The Udānavarga is an early Buddhist collection of topically organized chapters (varga) of aphoristic verses or "utterances" (Sanskrit: udāna) attributed to the Buddha and his disciples. While not part of the Pali Canon, the Udānavarga has many chapter titles, verses and an overall format similar to those found in the Pali Canon's Dhammapada and Udāna. At this time, there exist one Sanskrit recension, two Chinese recensions and two or three Tibetan recensions of the Udānavarga.

== Content ==
The Udānavarga has around 1100 verses in 33 chapters.
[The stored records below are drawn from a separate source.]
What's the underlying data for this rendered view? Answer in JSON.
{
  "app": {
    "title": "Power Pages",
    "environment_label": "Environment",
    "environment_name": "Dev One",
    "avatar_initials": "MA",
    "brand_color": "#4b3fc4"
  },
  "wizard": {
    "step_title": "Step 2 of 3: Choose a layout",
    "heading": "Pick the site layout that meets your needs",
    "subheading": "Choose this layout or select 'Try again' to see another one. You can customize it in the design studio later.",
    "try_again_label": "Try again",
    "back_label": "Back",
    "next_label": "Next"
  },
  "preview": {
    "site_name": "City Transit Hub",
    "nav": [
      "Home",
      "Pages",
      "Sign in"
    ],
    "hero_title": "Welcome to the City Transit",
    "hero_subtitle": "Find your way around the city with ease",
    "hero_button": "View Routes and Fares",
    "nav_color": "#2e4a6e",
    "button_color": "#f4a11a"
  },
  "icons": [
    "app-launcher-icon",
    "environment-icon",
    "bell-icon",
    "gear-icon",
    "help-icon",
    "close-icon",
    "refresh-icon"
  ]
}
The chapter titles are:
1. Anityavarga
2. Kāmavarga
3. Tṛṣṇāvarga
4. Apramādavarga
5. Priyavarga
6. Śīlavarga
7. Sucaritavarga
8. Vācavarga
9. Karmavarga
10. Śraddhāvargas
11. Śramaṇavarga
12. Mārgavarga
13. Satkāravarga
14. Drohavarga
15. Smṛtivarga
16. Prakirṇakavarga
17. Udakavarga
18. Puṣpavarga
19. Aśvavarga
20. Krodhavarga
21. Tathāgatavarga
22. Śrutavarga
23. Ātmavarga
24. Peyālavarga
25. Mitravarga
26. Nirvāṇavarga
27. Paśyavarga
28. Pāpavarga
29. Yugavarga
30. Sukhavarga
31. Cittavarga
32. Bhikṣuvarga
33. Brāhmaṇavarga

Comparatively, the most common version of the Dhammapada, in Pali, has 423 verses in 26 chapters. Comparing the Udānavarga, Pali Dhammapada and the Gandhari Dharmapada, Brough (2001) identifies that the texts have in common 330 to 340 verses, 16 chapter headings and an underlying structure.

== History ==
The Udānavarga is attributed by Brough to the Sarvāstivādins.

Hinüber suggests that a text similar to the Pali Canon's Udāna formed the original core of the Sanskrit Udānavarga, to which verses from the Dhammapada were added. Brough allows for the hypothesis that the Udānavarga, the Pali Dhammapada and the Gandhari Dharmapada all have a "common ancestor" but underlines that there is no evidence that any one of these three texts might have been the "primitive Dharmapada" from which the other two evolved.

The Tibetan Buddhist and Chinese Buddhist canons' recensions are traditionally said to have been compiled by Dharmatrāta. (Note: While acknowledging the traditional view, Brough also refers to a statement by Nāgārjuna that might suggest that this work was initially collected at "the time of the original compilation of the canon ... immediately after the Nirvāṇa of the Buddha" while Dharmatrāta contributed the commentaries.)